La possibilité d’accéder à ce service de n’importe où laisse au voyageur avisé la chance de pouvoir « comprendre » son environnement spatial local (son hôtel, son point de chute, le restaurant le plus proche de ceux-ci, etc.) avant même d’embarquer dans son avion pour sa destination. On « n’arrive » même plus dans une ville, on fait correspondre une image satellite ou « street view » avec les rues en perspectives, à travers la fenêtre fumée du taxi.
Cette évolution, qui a bouleversé une dynamique naturelle, a un impact radical sur la vie d’un nombre incalculable d’individus dont la vie quotidienne est désormais dépendante d’une information géographique parfaite, en temps réel, leur permettant de planifier leur déplacement de la journée et de la soirée en annulant littéralement le risque de se perdre ou, outrage, de devoir demander des informations à un quidam dans la rue. L’hystérie collective qui a suivi la mise sur le marché d’un iPhone avec une application de cartographie incomplète, sous-optimale et souvent erronée a bien montré la dépendance nouvelle construite entre l’humain et la carte virtuelle ultra-précise.

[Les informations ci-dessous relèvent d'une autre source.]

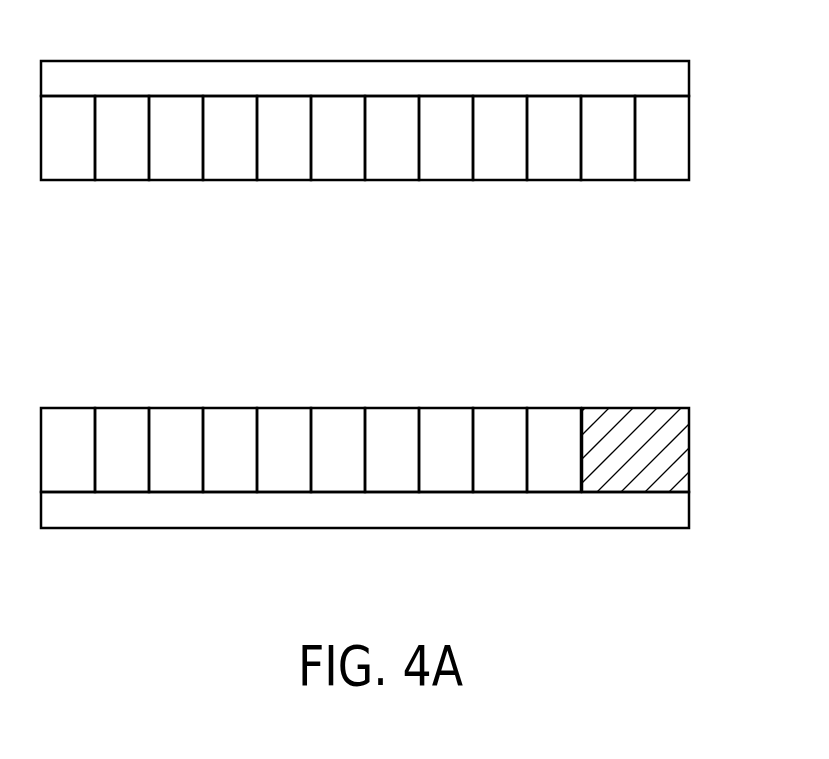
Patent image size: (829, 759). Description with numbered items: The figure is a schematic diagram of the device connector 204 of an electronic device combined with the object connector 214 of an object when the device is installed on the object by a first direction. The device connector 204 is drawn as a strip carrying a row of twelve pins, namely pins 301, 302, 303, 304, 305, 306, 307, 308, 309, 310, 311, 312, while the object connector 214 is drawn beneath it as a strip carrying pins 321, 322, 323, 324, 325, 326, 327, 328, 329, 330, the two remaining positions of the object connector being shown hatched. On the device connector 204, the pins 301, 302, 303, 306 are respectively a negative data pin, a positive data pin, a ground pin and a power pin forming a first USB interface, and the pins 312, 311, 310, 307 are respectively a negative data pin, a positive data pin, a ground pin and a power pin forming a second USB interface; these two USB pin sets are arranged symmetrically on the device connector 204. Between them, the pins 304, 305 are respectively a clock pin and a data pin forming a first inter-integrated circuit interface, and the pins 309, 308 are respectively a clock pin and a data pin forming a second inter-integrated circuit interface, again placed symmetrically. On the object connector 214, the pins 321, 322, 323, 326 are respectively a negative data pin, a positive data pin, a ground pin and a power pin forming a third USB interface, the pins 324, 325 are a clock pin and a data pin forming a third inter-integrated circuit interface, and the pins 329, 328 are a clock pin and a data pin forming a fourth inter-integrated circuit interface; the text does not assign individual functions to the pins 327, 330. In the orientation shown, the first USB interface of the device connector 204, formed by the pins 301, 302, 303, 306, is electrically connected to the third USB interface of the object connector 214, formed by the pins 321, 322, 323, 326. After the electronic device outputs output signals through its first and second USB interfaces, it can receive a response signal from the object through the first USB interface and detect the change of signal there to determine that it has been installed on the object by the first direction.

The device connector 204 is at (678, 82).
The object connector 214 is at (678, 505).
The negative data pin 301 is at (69, 168).
The positive data pin 302 is at (123, 168).
The ground pin 303 is at (177, 168).
The clock pin 304 is at (231, 168).
The data pin 305 is at (285, 168).
The power pin 306 is at (339, 168).
The power pin 307 is at (393, 168).
The data pin 308 is at (447, 168).
The clock pin 309 is at (501, 168).
The ground pin 310 is at (555, 168).
The positive data pin 311 is at (609, 168).
The negative data pin 312 is at (662, 168).
The negative data pin 321 is at (69, 420).
The positive data pin 322 is at (123, 420).
The ground pin 323 is at (177, 420).
The clock pin 324 is at (231, 420).
The data pin 325 is at (285, 420).
The power pin 326 is at (339, 420).
The pin 327 is at (393, 420).
The data pin 328 is at (447, 420).
The clock pin 329 is at (501, 420).
The pin 330 is at (555, 420).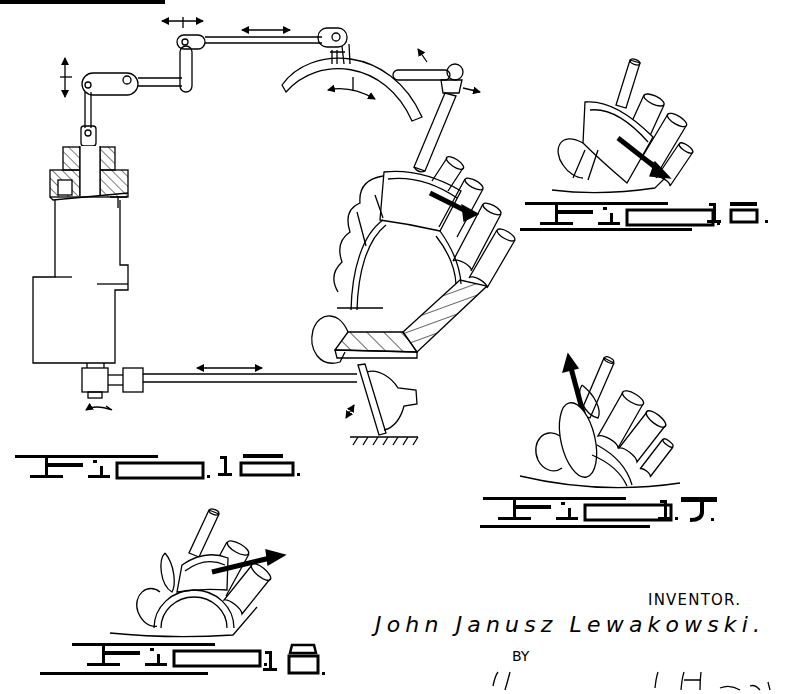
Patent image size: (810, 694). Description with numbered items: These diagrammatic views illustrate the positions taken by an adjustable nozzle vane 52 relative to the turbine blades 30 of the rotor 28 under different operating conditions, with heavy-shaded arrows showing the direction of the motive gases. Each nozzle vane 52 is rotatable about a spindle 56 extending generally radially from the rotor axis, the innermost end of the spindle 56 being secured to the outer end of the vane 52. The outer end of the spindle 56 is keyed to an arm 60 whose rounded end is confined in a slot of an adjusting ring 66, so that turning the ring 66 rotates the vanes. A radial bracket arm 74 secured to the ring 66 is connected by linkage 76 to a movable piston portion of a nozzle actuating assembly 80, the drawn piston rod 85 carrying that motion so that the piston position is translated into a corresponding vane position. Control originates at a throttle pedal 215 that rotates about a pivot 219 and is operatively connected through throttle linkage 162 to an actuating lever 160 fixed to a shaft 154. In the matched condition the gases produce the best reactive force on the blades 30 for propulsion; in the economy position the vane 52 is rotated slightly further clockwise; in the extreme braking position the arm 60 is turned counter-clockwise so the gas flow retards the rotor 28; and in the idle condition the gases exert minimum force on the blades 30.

Il y a bien aujourd’hui un réflexe cartographique nouveau chez l’humain moderne, qui n’admet plus de devoir simplement se référer à un office du tourisme pour obtenir un renseignement ou de devoir conserver une carte papier avec lui en permanence pour s’assurer de rester dans les clous. L’apparition parallèle d’applications sociales type Foursquare visant à associer une note à un emplacement donné a nourri le développement de ces nouveaux médias entre l’humain et la ville.
Mais la carte reste un média bien imparfait malgré sa nouvelle ubiquité. Melville écrivait bien « [Rokovoko] is not down in any map ; true places never are », rappelant avec poésie que l’on trouve bien plus d’épanouissement à s’égarer, qu’à se laisser guider.